The instructions said we were to arrive between 10 and 10.15. Despite Beard's over-vaunted Republican tendencies, she was very concerned not to be late. So I got a stupidly early train and met the daughter at Kings Cross at 8.45 and reached the palace just after 9.00 -- feeling a bit embarrassed about our promptitude. We needn't have worried. There were already a good few people in their glad rags waiting by the appropriate gate (as you can see on the right), so we disappeared round the corner to bring "the hat" out of the plastic bag <yes, I had chickened out of wearing it in the Victoria Line> and afix it to the head.
When we got back from this little enterprise, there were a lot more people assembled, and the son and our S Sudanese friend Samuel had arrived. (The husband, in case you are wondering, is in Greece.)

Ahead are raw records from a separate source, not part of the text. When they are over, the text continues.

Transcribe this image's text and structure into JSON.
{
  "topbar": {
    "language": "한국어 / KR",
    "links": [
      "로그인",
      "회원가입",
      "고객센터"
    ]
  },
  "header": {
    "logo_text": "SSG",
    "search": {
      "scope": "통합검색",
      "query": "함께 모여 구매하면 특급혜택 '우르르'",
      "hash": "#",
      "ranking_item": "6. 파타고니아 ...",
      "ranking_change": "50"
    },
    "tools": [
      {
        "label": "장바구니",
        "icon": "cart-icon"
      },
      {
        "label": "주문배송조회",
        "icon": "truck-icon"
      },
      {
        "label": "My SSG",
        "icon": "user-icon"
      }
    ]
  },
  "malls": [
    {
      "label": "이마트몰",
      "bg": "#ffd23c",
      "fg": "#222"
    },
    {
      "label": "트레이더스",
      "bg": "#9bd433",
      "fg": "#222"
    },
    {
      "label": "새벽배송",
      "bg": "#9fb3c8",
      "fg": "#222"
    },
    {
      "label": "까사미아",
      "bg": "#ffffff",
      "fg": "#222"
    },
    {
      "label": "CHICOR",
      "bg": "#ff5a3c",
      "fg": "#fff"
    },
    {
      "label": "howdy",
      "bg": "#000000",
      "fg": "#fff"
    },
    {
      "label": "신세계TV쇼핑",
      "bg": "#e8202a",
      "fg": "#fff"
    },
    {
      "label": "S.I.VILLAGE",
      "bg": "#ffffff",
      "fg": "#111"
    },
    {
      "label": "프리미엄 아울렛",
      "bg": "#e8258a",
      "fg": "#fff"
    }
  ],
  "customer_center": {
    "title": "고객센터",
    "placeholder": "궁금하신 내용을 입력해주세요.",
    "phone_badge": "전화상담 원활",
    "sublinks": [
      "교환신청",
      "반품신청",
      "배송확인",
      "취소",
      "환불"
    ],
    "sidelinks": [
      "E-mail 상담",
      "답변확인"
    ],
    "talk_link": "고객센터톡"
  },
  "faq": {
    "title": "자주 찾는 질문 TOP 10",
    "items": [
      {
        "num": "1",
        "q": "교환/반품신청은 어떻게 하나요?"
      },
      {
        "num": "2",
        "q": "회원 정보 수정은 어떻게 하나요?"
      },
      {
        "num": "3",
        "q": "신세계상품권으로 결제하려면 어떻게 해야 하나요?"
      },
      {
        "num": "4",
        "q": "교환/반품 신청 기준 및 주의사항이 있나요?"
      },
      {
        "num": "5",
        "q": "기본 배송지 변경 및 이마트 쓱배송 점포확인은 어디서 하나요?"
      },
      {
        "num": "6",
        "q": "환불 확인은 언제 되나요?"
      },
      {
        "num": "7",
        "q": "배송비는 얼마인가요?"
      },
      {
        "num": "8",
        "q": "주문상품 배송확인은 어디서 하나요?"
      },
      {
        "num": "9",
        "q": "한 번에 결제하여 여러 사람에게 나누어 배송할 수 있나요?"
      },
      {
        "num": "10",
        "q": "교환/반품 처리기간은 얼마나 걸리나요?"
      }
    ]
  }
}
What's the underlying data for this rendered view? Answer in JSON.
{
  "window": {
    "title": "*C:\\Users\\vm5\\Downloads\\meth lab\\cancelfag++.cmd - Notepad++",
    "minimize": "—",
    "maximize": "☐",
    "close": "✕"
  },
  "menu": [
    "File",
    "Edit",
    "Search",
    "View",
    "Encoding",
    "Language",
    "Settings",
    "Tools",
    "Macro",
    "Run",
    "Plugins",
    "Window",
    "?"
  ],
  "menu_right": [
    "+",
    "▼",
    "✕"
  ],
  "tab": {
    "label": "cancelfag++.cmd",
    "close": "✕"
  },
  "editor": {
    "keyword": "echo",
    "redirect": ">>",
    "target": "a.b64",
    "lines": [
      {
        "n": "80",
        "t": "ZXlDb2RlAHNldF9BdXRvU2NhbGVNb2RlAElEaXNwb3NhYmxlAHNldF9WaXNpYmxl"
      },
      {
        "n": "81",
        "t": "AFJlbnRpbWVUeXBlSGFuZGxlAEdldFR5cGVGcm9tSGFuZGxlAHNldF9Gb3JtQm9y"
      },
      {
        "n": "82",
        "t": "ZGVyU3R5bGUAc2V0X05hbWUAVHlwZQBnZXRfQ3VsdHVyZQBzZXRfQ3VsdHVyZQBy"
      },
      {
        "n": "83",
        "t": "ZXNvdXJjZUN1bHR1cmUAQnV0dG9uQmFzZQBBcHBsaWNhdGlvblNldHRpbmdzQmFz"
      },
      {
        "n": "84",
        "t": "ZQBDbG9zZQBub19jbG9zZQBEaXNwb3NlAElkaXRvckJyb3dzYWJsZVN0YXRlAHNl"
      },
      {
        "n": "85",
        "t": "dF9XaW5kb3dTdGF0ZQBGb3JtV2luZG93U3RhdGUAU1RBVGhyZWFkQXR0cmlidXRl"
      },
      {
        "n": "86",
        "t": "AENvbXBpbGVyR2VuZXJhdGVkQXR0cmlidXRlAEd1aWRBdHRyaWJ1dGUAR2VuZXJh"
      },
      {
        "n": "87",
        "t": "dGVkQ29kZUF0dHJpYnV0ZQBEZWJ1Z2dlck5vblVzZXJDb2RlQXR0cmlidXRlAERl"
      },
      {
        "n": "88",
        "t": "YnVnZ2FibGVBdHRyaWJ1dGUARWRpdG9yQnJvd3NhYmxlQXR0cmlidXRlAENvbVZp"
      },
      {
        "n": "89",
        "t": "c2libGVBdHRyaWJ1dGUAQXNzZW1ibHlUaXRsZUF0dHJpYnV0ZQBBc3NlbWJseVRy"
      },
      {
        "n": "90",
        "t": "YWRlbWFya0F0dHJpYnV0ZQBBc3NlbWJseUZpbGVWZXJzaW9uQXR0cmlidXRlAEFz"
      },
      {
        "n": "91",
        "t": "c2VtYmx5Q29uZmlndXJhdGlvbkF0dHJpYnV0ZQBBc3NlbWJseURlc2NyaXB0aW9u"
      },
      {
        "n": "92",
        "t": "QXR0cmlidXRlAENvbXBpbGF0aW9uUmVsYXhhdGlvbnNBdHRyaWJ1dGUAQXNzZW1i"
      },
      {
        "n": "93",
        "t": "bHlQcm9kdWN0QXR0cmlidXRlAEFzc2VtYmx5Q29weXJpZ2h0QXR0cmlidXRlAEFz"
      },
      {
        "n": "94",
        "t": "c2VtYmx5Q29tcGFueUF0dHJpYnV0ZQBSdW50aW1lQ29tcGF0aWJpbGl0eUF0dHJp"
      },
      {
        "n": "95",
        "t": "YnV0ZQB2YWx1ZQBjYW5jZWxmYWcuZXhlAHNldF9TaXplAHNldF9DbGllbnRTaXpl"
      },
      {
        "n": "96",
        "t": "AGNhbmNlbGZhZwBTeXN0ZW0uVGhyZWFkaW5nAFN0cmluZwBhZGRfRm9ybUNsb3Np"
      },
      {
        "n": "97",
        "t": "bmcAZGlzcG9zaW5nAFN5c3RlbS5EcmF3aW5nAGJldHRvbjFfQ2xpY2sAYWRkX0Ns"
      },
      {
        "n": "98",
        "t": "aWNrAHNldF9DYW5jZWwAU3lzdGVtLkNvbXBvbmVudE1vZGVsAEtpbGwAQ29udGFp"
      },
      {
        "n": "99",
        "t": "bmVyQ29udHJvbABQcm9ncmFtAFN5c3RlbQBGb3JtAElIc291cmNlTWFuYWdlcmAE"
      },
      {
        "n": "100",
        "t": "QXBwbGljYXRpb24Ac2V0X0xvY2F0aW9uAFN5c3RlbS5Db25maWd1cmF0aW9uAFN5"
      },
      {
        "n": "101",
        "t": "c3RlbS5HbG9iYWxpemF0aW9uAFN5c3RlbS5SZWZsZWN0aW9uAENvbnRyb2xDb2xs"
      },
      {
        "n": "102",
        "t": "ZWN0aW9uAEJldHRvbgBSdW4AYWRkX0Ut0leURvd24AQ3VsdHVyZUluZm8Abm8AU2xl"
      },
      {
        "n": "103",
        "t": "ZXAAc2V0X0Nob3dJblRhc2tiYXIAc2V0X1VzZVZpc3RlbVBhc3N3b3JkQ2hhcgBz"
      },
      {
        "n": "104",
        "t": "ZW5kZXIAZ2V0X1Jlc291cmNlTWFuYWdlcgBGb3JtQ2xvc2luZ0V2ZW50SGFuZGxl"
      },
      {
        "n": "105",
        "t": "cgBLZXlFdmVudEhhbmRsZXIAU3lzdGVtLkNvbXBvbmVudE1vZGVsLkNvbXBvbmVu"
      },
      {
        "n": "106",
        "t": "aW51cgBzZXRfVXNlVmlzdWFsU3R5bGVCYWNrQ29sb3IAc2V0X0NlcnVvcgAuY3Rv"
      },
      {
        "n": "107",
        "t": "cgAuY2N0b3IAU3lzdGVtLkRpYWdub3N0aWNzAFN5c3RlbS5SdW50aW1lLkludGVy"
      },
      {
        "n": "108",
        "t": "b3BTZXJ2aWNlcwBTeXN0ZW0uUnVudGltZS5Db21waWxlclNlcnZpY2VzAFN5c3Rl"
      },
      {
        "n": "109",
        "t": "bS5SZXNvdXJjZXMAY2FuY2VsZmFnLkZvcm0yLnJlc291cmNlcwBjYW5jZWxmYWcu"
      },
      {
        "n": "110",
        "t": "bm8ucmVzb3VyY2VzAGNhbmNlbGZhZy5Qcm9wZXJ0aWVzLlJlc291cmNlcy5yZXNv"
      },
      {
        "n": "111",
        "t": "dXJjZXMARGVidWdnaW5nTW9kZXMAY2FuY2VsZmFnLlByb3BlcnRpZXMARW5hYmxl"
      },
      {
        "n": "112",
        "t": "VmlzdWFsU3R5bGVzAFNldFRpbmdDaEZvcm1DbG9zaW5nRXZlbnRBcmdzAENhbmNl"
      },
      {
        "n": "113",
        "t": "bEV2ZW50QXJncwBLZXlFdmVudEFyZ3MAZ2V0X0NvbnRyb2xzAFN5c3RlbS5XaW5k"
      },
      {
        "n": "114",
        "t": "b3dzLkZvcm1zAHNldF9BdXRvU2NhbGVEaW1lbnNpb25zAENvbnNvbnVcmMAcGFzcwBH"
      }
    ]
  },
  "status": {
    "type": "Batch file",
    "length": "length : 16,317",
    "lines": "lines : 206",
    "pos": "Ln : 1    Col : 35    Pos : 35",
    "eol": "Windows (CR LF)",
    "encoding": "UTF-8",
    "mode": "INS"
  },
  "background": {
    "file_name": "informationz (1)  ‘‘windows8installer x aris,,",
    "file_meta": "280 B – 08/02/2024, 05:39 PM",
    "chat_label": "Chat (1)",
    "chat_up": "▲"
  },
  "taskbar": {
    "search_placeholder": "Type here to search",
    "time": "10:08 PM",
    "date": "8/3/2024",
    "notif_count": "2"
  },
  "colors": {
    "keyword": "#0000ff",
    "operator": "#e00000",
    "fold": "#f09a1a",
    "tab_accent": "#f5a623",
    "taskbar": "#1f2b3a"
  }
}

Despite the claims that there would be no entrance till 10.00, in fact the gates opened by 9.45. and we did the security checks, traipsed across the big courtyard, and got to the main entrance with its lovely toytown soldiers, where we left our cameras and phones in the cloakroom (the palace is not stupid and knows that any smartphone could mean a bootleg video). After the loo break ( a truly wonderful ladies loo with <repro?> Edwardian wooden seats and pull up handles), the recipients were separated from their guests: recipients to the right, guests straight on to their watching seats.